Xcode Explicitly Built Modules

Xcode 16 introduces an experimental setting to explicitly build Swift modules. Here’s my notes from trying it out.

What’s The Problem?

When Xcode 15 builds projects it builds modules as the compiler comes across each import statement. This approach of implicitly built modules can block build tasks while they wait for modules they depend on to build.

Xcode 16 introduces an experimental Swift build setting, off by default, to explicitly build modules.

Explicitly Built Modules

To summarise my understanding of how it works:

  • Xcode scans the project’s source files building a graph of the imported modules for all targets.
  • As Xcode discovers the dependencies between modules it builds those whose dependencies are ready avoiding delays.
  • This process continues until finally it builds the target using the now already built dependencies.

This explicit discovery and build process avoids the build system having to wait for unbuilt modules. Apple also claims this makes the debugger faster as it can share the already built modules with the debugger.

Build Setting

Xcode 16 uses explicitly built modules for C and Objective-C code but it’s experimental for Swift code. You need to enable it in the project settings, in the Swift Compiler - General settings (search for Explicitly Built):

Project settings with Explicitly Built Modules set to Yes

If you’re using an xcconfig file:

_EXPERIMENTAL_SWIFT_EXPLICIT_MODULES = YES

Showing the Build Timeline

I found it interesting to compare the build timeline for implicit vs explicit builds. To view the timeline, select the build log in the report navigator (⌘-9) and show the Xcode Assistant Editor (⌃⌥⌘⏎):

Xcode build log with timeline below

I changed the default layout to show the assistant view on the bottom. You can zoom the timeline in and out with a trackpad pinch gesture or using the mouse scroll-wheel while holding the ⌥ key. Clicking on a line in the build log highlights the corresponding item in the build timeline (and vice-versa).

After cleaning the build folder (⇧⌘K), this is the default, implicit build:

Xcode implicit build timeline

The timeline shows build tasks for each target in different colours. The blocks on the right-hand side show the building of the app target once the build completes for the modules it depends on.

This is how it looks after setting explicitly built modules to yes:

Xcode explicit build timeline

The difference is around the 7 second mark when the compile module tasks start.

Timeline at 8 seconds showing compilation of Clang Foundation and other system modules

These correspond to the top-level compile module tasks in the build log that the build system shares across targets:

Build log highlighting Compiling Clang module Foundation 0.2 seconds

Is it Faster?

I’m not sure how representative my timings are but I’m not seeing any faster builds using explicitly built modules. If anything, it’s slower than the implicit builds in my tests.
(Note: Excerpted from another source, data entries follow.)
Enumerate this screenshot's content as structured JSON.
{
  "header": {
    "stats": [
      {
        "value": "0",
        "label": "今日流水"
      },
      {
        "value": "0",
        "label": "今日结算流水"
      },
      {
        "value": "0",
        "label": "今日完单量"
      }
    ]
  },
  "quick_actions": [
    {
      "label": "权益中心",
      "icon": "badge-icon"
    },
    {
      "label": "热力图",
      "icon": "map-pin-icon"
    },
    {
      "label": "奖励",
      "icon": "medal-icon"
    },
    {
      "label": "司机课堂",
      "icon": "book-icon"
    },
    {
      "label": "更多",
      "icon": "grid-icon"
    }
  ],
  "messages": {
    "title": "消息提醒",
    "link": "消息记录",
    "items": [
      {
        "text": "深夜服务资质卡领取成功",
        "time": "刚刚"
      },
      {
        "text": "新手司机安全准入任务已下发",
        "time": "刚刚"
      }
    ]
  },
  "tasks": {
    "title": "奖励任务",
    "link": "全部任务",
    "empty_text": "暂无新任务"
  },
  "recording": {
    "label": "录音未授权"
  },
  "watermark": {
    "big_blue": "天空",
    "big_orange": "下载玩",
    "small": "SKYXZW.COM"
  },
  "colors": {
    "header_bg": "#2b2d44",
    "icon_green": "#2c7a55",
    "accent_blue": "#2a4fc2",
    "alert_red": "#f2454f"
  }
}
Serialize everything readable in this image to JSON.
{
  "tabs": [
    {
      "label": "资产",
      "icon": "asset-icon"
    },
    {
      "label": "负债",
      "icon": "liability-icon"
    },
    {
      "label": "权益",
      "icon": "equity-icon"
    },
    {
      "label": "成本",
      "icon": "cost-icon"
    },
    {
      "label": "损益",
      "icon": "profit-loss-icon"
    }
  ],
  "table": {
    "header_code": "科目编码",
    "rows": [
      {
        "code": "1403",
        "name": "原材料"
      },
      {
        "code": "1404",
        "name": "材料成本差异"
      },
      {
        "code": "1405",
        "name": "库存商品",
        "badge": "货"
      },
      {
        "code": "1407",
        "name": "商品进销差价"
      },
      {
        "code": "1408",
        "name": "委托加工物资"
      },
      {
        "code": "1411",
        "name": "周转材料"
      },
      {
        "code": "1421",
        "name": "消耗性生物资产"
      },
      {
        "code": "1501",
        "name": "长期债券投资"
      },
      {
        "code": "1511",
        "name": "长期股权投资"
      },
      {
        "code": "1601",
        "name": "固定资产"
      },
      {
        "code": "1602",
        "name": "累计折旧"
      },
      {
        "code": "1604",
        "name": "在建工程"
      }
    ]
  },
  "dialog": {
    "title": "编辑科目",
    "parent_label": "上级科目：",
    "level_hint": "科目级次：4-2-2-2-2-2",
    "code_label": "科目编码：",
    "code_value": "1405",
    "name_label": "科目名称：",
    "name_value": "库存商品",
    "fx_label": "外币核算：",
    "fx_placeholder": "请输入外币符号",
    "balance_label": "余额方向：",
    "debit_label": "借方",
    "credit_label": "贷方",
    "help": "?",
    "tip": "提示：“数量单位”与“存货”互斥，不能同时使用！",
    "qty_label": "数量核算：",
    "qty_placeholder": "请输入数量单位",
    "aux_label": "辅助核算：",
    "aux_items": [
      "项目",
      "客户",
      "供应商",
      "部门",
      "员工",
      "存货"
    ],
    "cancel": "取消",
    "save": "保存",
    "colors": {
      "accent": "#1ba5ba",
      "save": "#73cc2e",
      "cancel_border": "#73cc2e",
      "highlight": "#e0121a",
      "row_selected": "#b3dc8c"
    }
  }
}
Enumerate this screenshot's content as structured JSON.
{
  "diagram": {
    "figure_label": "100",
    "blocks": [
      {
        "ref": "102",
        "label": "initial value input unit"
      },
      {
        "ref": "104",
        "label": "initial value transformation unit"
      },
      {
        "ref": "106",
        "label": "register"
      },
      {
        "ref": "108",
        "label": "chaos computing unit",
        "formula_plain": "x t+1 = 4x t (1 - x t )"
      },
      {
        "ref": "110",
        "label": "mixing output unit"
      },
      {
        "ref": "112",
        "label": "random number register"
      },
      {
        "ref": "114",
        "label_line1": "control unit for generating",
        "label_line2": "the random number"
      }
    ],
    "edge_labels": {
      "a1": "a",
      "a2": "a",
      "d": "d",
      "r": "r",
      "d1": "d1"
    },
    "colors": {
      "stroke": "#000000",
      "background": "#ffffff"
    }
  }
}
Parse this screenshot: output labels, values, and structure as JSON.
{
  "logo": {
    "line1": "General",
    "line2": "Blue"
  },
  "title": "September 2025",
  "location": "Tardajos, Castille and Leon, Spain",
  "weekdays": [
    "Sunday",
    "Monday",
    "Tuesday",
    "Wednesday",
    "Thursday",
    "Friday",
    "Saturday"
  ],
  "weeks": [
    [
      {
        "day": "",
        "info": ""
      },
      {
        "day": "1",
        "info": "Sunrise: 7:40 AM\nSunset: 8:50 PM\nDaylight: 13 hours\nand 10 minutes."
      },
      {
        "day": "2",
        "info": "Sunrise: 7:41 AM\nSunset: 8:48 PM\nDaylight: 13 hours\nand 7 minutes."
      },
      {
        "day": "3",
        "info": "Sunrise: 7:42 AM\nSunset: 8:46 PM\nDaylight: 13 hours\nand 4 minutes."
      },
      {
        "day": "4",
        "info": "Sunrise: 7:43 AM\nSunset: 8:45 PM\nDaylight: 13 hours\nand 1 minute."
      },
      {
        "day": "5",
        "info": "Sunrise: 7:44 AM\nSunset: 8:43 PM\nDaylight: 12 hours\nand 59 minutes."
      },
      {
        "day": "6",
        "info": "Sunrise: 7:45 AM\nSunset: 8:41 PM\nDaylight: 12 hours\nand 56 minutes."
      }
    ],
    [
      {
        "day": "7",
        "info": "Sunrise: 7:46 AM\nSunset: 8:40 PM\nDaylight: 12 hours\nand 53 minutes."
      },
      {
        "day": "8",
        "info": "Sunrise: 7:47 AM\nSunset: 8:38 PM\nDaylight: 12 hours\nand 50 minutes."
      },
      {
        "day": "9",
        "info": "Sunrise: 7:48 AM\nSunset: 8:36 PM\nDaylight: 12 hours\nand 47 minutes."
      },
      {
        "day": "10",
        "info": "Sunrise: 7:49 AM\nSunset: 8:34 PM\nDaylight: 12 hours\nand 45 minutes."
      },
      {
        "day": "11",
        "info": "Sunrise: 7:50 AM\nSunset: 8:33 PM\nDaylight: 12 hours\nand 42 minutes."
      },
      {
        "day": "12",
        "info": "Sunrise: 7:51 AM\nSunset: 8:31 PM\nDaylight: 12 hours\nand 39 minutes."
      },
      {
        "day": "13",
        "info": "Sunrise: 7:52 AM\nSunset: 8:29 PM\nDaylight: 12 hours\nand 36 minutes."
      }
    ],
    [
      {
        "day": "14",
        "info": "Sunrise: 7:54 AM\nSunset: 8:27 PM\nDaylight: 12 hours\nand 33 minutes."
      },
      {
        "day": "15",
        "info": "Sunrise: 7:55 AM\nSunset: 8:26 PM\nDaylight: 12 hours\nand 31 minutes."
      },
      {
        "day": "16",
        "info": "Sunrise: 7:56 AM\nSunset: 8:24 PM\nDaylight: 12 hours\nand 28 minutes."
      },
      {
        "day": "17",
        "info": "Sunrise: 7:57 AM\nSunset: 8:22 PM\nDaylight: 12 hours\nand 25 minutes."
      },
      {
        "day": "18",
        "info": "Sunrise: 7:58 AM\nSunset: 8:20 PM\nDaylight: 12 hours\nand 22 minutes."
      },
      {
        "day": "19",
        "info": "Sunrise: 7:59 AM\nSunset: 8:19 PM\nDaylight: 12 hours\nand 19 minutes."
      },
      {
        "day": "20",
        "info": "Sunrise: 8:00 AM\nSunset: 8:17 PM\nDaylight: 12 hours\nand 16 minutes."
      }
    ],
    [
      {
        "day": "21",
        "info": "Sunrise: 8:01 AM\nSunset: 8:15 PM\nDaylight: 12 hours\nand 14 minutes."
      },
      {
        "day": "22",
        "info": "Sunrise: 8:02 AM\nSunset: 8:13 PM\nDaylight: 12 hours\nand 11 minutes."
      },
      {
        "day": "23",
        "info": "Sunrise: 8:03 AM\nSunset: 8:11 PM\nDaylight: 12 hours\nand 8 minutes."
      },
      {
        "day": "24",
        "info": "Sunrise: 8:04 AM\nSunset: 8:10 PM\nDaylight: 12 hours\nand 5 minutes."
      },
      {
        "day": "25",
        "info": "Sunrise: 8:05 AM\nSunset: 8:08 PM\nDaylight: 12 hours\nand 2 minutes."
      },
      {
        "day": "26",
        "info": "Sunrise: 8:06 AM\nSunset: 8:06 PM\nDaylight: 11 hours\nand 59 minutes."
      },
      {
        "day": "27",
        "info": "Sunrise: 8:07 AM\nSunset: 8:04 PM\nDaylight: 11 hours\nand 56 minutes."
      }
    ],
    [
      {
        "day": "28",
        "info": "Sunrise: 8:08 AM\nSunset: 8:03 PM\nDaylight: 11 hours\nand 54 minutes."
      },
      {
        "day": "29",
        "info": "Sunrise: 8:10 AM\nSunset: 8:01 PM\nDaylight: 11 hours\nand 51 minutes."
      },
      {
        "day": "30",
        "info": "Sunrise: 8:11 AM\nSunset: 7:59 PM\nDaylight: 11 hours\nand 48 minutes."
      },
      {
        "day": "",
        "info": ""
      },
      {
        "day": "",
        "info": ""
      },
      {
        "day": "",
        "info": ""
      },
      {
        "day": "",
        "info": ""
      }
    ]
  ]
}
I tested using an Apple M1 Mac mini with 16GB RAM and cleaned the build folder each time. The numbers below are an average over three builds for two reasonably complex open-source projects:

Project       Implicit   Explicit
NetNewsWire   24.3s      29.7s
IsoWords      88.4s      95.5s

Another potential benefit of explicitly built modules is that Xcode now shares the built Swift modules with the debugger. Apple mentions that this should reduce the delay when evaluation expressions using “p” or “po”. In my so far limited experience I still see delays of several seconds so maybe this is not yet working or I’m doing something wrong?

I should add that this is still experimental for Swift and I’m testing with the second beta of Xcode 16. I’ll update this post as we get future Xcode betas if I see any significant changes.

If you try it and see more conclusive results let me know.